Une étude réalisée par le Massachusetts Institute of Technology (MIT) révèle que les enfants de milieux aisés ont un cortex cérébral plus important dans les zones associées à la perception visuelle et à l’accumulation des connaissances que les enfants de milieux défavorisés. Cet « avantage » anatomique s’est traduit dans les faits par de meilleurs résultats aux tests standardisés. Si les enfants riches ont des cerveaux plus gros que les enfants pauvres, c’est peut-être ce qui explique les meilleurs parcours professionnels des premiers par rapport aux seconds, suggère l’étude. Mais la question importante est évidemment celle du « pourquoi », à laquelle l’étude ne répond pas.
Publiée dans le journal Psychological Science, elle s’est penchée sur 58 élèves de 12 et 13 ans aux Etats-Unis, parmi lesquels 23 étaient de milieux plus pauvres et bénéficiaient à ce titre de repas scolaires gratuits. Les chercheurs ont comparé leurs résultats aux tests avec des IRM de leurs cerveaux, pour découvrir une différence significative dans l’épaisseur des zones temporales et occipitales du cortex. Ils ont pu établir une corrélation non seulement entre ces différents résultats, mais aussi avec le niveau de revenu des familles des enfants concernés.
Les enfants riches ont des cerveaux plus gros : à qui la « faute » ?
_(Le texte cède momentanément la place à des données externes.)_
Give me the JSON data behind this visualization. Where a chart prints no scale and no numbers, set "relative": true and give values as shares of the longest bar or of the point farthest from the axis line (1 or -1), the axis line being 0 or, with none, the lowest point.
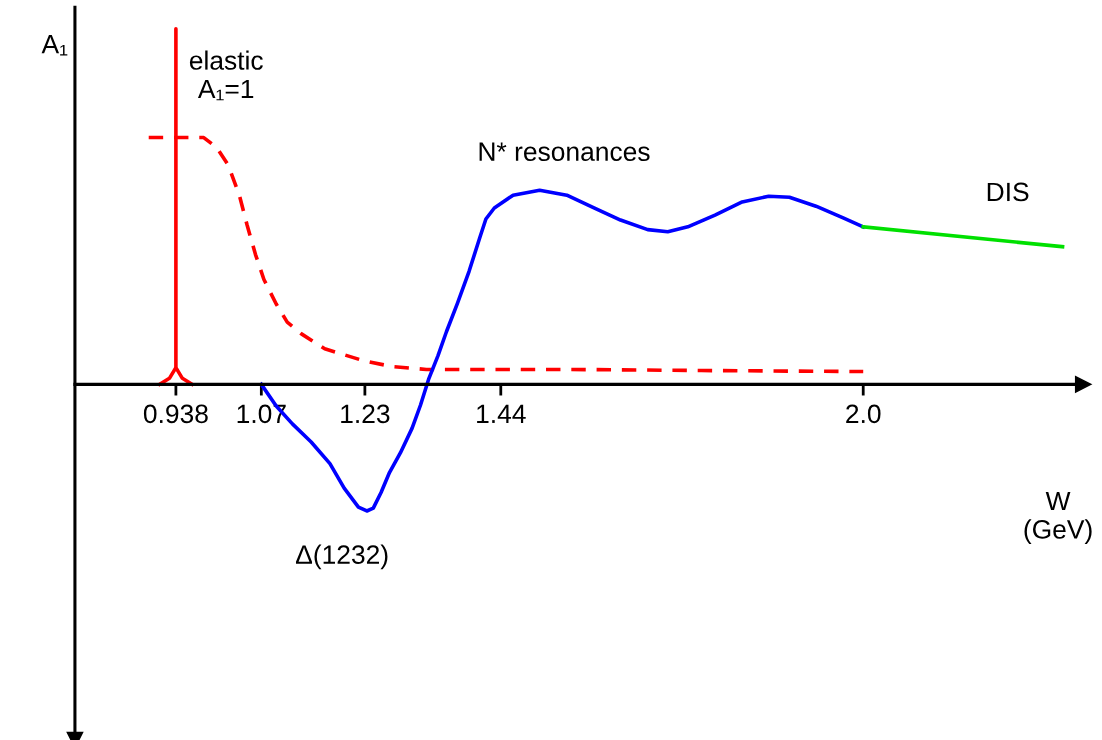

Voilà qui apporte de l’eau au moulin des promoteurs de la « lutte contre les inégalités » par l’école, et c’est d’ailleurs le sens des commentaires des responsables de l’étude. John Gabrieli, professeurs de sciences cognitives au MIT, note ainsi : « Ainsi qu’on pouvait s’y attendre, il y a un coût réel associé au fait de vivre dans un environnement qui n’apporte aucun soutien. Nous le constatons non seulement dans les résultats des tests, dans la réussite scolaire, mais aussi à l’intérieur du cerveau de ces enfants. Pour moi, c’est un appel à l’action. Il faut renforcer les possibilités de réussite pour ceux qui ne les obtiennent pas facilement dans leur propre environnement. »
Ce n’est un secret pour personne que les inégalités de naissance sont réelles : l’enfant qui ne reçoit aucune éducation culturelle et qui doit se contenter d’un langage pauvre ne peut progresser de la même manière que celui qui est soutenu et stimulé par son entourage familial et par les relations avec les adultes.
Ce que montre cette étude, c’est bien que sur le plan cognitif, de l’apprentissage de la langue et du vocabulaire, l’école n’apporte pas la formation et les connaissances que l’on devrait pouvoir en attendre, ne compensant pas la pauvreté du bagage intellectuel transmis par les familles « défavorisées ».
Depuis longtemps, cette réalité a servi un discours dialectique : les enfants riches, « privilégiés », auraient un avantage indu par rapport aux enfants plus pauvres. Il faut donc les mélanger, assurer la « mixité sociale », quitte à niveler par le bas…
Le MIT constate le handicap des enfants pauvres – mais pourquoi l’école ne développe-t-elle pas les connaissances de tous ?
Cette étude confirme en réalité la plasticité du cerveau humain, suggèrent ses auteurs ; et ce ne sont pas les capacités intrinsèques qui sont modelées par l’environnement, mais la richesse des perceptions et l’emmagasinement des connaissances.
Ils se posent la question de savoir comment l’avantage des enfants riches s’installe : est-ce le fait de fréquenter des écoles plus performantes ? D’avoir des professeurs de plus grande qualité, ou d’être exposés à des programmes et des méthodes plus riches ou plus efficaces ? se demandent-ils.
Ils ont en tout cas montré que le cerveau évolue en fonction de la manière dont il est stimulé, et que les enfants pauvres ou « défavorisés » ne reçoivent pas à l’école un enseignement formateur. C’est vrai aux Etats-Unis comme en France, où l’« ascenseur social » de l’école est en panne depuis bien longtemps.